Question

What is the concept behind a centrifuge

Answer 1

centrifugal force (as opposed to its opposite centripetal force) simply pushes the heavier solvents within a solution to the bottom of the tube. Simply put, have you ever tied something to a piece of string and spun around with it? Centrifugal force raises the object to a level with the force being acted upon it. I'm not sure I've answered that properly...

Answer 2

As mass increases, resistance to motion (inertia) increases. Thus, as you go round and round, more massive objects will want to travel in a straight line more so than less mass objects. Thus, they will be more likely to be "pushed" towards the bottom of the tube while allowing less massive objects to float on top. There is no force producing this motion as the centrifugal force is technically "fictitious". Observe my drawing to have a better understanding of how this works. Let me know if you have any other questions.

Answer 3

can we say that percieved gravity is the actual reason behind settling down of heavier partlicles?

Answer 4

and why does the heavier partlicles want to move in a straight line more than the lighter particles?

Answer 5

The heavier object is naturally more resistant to motion so it will "want" to take the path of least resistance more so than the lighter object. In this case, the path of least resistant is a straight line. I'm sure that gravity has something to do with it but centrifuges often spin in the horizontal plane, with the test tubes as some small angle from the horizontal, so gravity doesn't have much to do with this. ... if you have questions about this let me know.

Answer 6

i m not speakin about gravity,i m speaking abt 'percieved' gravity and how can we say that the path of least resistant is a straight line?

Answer 7

I've never heard the term perceived gravity.
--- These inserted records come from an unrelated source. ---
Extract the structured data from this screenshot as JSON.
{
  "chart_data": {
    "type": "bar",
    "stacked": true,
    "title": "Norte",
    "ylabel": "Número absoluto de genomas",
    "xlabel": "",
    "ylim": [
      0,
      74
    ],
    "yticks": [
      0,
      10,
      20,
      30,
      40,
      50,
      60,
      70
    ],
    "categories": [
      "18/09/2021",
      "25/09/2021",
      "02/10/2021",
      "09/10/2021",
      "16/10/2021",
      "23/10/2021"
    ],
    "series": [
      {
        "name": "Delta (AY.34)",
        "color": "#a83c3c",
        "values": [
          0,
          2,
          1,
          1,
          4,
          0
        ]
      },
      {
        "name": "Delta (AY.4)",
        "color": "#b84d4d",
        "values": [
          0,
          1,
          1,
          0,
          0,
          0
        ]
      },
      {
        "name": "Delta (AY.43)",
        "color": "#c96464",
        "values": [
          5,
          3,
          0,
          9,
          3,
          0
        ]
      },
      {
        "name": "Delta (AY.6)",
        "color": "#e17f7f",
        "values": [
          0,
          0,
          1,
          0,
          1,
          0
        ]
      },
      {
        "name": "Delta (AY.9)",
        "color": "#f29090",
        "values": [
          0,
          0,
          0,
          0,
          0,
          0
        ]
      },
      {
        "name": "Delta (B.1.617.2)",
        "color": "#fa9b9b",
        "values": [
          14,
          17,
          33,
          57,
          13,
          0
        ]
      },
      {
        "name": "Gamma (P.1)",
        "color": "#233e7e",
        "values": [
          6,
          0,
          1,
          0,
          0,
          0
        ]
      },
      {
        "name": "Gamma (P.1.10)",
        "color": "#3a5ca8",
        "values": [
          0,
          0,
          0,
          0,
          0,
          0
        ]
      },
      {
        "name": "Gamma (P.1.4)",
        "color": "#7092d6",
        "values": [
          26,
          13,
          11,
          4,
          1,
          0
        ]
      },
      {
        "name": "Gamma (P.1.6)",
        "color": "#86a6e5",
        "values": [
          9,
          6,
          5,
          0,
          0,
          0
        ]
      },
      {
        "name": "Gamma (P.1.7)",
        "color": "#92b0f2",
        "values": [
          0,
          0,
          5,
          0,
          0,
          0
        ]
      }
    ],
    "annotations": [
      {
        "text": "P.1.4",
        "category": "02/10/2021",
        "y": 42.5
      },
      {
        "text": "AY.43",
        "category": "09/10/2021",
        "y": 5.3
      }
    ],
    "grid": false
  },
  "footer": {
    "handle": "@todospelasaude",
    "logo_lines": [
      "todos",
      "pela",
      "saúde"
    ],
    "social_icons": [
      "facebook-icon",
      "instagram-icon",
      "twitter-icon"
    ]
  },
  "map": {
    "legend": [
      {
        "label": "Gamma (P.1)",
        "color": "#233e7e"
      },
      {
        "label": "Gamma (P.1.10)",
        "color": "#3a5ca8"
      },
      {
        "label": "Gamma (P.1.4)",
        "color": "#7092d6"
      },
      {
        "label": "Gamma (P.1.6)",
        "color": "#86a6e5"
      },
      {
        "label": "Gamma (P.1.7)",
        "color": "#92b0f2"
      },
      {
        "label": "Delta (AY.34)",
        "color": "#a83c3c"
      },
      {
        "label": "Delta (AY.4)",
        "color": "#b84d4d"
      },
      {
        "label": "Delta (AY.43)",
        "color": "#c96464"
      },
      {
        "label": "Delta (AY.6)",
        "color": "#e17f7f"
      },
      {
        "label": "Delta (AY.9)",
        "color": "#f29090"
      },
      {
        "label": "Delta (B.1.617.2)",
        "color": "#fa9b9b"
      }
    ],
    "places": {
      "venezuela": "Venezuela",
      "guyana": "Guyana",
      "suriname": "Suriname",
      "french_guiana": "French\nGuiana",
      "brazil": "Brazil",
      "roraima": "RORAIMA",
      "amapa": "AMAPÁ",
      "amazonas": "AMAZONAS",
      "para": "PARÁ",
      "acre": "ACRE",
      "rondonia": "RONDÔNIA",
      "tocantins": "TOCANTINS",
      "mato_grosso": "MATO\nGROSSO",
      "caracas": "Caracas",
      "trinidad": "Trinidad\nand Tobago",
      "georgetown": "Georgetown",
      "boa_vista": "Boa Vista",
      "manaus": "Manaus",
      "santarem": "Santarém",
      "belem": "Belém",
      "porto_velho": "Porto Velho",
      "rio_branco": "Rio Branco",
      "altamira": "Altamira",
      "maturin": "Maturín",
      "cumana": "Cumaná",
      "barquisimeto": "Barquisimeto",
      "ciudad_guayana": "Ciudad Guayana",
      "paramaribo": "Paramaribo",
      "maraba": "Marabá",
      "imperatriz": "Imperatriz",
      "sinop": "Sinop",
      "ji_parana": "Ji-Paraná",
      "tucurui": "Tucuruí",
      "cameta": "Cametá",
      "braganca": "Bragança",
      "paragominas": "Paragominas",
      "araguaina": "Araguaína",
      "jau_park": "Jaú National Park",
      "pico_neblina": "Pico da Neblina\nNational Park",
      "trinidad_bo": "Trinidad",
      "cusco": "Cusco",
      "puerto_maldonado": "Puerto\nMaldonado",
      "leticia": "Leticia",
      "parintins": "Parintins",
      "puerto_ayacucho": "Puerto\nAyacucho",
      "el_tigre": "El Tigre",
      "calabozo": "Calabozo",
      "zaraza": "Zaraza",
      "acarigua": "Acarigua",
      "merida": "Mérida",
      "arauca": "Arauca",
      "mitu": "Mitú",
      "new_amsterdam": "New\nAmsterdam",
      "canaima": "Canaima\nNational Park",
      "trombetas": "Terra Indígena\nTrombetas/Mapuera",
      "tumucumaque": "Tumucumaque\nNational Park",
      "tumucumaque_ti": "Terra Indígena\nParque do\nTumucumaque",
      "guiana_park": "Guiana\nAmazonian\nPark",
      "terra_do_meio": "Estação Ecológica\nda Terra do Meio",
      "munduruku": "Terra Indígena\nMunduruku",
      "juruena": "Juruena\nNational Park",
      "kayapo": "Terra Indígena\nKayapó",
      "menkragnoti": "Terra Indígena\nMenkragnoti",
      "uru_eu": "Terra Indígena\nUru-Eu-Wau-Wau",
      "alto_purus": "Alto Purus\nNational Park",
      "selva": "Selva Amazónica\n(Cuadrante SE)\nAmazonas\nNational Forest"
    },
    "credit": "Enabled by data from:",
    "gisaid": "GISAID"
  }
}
Or perhaps I have, but not often enough and too long ago, and don't remember. If you are referring to the perceived force that objects feel pushing them towards the walls of a spinning object (the bottom of the test tube in this case) that force is called "centrifugal" and it is not a real force. The only real force in a circular motion problem is the centripetal force pushing objects always towards the center of the motion. The equation of that force is: \[f = m(v^{2}\div r)\]

Answer 8

re straight line. I'm not sure why a straight line is the path of least resistance. However, objects always do take the path of least resistance. How could a mass in a test tube know that it is traveling in a circle unless there was a force pushing it in a circle? The centripetal force does not kick in until the mass gets to the lowest part of the test tube. Put another way, the mass will follow a a new path of least resistant (a circle) when it can not longer follow its old path of least resistance (a straight line). Or put yet another way, objects move in the direction of the net force. So, until the mass gets to the lowest part of the spinning test tube, the net force on the object is actually along a straight line. Then, when the object gets to the bottom of the tube, it will feel the bottom of the tube move it in two directions at once (straight and towards the center) and so it will follow the direction of the vector sum of these forces, which over time turns out to be a circle....I'm not sure if I am helping or just confusing the situation.